American Airlines to ground marketing plans for homosexuals
DALLAS (BP)-- After a year-long campaign to dissuade American Airlines from its aggressive support of homosexual organizations and activities, pro-family leaders announced March 23 the airline would back off its pro-homosexual marketing strategy.
Southern Baptist Convention Ethics & Religious Liberty Commission President Richard Land, who worked with other evangelical groups in pressuring American Airlines President Robert Crandall to modify his company's marketing strategy, commended the airline for their responsiveness to the group's concerns.
Pro-family groups charged the air carrier with traveling "a family unfriendly path" in February 1997, citing the company's sponsorship of homosexual "pride" events, its financial support of homosexual advocacy groups and its "aggressive pursuit of the gay travel market."
Crandall agreed to halt American's sponsorship of homosexual parties and refrain from targeting and promoting the homosexual travel market and to instead maintain a position of neutrality. The airline currently advertises discount fares for "domestic partners" and for "gay cruise partners."
American Airlines officials agreed to:
-- promote itself to every customer constituency as an outstanding air carrier, while maintaining a strictly neutral stance with respect to lifestyle;
-- refrain from open advocacy or endorsement of organizations with active political agendas;
-- advertise and promote its service in those media it deems appropriate.
Both sides in the dispute acknowledge that the company may continue to advertise in a generic way in publications which cater to the homosexual community.
In remarks on the SBC ethics agency's national radio program, "For Faith & Family," Land said The Disney Company -- the target of economic action from several organizations including Southern Baptists -- could take a lesson from the air carrier. "If the Disney corporation had responded to our concerns with them early on as American Airlines did, there probably would not have been a call to boycott." He said boycotts are always "a measure of last resort."
In a Feb. 18, 1997, letter to Crandall, Land joined executives from the Family Research Council, Concerned Women for America, American Family Association, Coral Ridge Ministries and Focus on the Family in criticizing "American's support for homosexual activism."
The letter warned the company's embrace of a homosexual activist marketing strategy would damage its customer base: "Corporate acceptance of the gay rights agenda would also alienate millions of American's customers who are pro-family. Most people with traditional values do not adopt the tactics of disruption that the gay militants use, but they do vote with their pocketbooks."

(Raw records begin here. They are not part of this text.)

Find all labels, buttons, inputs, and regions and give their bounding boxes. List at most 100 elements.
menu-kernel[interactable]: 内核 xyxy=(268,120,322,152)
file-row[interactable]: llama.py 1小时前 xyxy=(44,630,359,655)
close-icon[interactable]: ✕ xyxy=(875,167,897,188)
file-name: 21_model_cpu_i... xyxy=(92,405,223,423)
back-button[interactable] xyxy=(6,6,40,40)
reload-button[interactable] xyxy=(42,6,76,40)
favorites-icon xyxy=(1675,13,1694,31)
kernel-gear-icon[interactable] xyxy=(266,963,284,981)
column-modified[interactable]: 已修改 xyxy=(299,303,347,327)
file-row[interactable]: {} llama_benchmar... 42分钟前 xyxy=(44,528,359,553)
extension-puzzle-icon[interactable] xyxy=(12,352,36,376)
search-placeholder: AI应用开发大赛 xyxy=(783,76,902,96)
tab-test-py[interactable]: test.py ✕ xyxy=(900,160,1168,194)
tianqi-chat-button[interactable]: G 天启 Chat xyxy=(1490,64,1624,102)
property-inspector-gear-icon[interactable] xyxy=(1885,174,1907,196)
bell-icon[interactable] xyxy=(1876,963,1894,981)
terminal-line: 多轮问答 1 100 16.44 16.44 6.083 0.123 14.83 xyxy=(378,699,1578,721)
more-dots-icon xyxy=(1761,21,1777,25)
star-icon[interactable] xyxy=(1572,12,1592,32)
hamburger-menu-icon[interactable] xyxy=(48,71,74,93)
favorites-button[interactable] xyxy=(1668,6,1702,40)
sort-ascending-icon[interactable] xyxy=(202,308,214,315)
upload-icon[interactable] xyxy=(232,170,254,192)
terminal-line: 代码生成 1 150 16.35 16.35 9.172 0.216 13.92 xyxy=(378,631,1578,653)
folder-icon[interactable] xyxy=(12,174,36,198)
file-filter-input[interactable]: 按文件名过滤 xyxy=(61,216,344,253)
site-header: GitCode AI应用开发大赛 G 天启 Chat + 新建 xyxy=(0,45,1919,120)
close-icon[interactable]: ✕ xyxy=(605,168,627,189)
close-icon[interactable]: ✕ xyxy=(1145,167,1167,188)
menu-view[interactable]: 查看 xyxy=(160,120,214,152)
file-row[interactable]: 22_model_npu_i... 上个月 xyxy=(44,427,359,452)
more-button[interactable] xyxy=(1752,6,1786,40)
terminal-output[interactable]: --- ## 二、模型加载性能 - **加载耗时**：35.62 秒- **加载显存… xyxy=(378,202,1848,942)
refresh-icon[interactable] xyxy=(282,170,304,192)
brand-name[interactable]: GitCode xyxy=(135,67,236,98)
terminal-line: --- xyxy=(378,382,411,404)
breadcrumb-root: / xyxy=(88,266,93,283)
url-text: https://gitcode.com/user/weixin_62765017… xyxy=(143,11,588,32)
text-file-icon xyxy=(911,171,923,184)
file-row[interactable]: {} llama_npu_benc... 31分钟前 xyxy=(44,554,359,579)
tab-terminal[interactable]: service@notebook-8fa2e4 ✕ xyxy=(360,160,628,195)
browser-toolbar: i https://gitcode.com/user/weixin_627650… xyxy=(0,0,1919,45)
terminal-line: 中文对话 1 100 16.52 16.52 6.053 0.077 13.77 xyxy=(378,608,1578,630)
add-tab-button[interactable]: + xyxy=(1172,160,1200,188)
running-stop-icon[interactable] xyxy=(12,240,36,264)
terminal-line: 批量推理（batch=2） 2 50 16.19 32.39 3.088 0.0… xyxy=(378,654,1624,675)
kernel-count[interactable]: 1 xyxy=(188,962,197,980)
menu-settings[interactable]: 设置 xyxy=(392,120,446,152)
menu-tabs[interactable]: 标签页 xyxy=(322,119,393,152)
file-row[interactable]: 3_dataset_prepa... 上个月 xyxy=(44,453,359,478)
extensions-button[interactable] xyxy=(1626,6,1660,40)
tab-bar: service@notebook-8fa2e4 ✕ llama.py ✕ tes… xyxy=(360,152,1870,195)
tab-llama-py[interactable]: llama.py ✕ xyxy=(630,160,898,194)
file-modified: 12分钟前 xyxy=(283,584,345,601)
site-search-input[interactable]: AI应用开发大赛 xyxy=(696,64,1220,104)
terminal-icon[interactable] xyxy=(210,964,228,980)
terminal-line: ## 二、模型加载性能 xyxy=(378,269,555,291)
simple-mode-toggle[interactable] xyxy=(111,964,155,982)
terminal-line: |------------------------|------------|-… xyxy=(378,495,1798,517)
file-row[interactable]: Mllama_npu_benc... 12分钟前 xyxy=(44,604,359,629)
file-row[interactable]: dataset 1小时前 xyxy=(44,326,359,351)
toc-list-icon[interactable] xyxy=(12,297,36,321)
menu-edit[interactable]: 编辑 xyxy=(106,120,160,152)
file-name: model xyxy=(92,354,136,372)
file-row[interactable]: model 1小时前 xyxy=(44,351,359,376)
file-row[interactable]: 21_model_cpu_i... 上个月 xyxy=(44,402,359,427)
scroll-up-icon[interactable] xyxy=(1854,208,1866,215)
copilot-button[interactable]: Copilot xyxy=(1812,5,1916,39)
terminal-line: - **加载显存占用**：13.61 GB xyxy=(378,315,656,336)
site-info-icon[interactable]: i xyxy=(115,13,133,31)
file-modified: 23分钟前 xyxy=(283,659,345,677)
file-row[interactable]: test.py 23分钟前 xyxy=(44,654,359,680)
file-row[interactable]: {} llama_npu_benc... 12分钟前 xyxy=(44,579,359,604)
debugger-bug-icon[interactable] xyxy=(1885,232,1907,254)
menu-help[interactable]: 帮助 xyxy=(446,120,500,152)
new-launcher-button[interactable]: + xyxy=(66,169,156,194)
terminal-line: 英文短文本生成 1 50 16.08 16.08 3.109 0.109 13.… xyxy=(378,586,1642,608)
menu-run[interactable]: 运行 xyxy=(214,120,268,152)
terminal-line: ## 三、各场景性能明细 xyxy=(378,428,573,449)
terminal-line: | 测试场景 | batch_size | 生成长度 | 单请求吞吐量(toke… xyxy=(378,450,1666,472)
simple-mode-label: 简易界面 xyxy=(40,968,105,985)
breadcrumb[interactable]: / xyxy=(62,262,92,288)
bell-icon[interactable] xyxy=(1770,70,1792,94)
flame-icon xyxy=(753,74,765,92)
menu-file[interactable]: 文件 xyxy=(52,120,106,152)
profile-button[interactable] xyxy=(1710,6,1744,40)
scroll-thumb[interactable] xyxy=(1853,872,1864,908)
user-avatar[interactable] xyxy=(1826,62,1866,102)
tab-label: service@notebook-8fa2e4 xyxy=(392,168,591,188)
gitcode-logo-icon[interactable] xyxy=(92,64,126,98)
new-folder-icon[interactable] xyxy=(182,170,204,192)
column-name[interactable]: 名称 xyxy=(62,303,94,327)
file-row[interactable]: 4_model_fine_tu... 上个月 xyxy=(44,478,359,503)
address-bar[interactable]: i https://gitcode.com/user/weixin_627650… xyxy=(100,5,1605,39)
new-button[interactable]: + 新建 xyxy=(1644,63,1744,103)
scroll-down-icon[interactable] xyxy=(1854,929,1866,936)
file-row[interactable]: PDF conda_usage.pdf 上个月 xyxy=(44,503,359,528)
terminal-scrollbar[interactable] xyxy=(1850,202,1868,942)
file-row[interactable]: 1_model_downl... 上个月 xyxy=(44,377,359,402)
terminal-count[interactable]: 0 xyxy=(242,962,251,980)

Reacting to the letter last year, the Gay & Lesbian Alliance Against Defamation called the SBC agency and other evangelical groups "radical religious hate groups" seeking to "ground" American Airlines and urged its patrons to write the airlines and "let them know you support their work with the lesbian, gay, bisexual and transgender community."
While taking aim at "the extension of undue privileges" stemming from pressure from a militant ideological agenda, the company's critics said homosexual employees should not be denied "any (personnel) benefits rightly due" them.
And Land emphasized concerns about American's support and sponsorship of homosexual events was separate from the company's right to sell tickets to whomever it pleased.
"I would protest if American or any airline stopped selling tickets to homosexuals," Land said. "That would be discrimination. Homosexuals have a right to fly just like anybody else."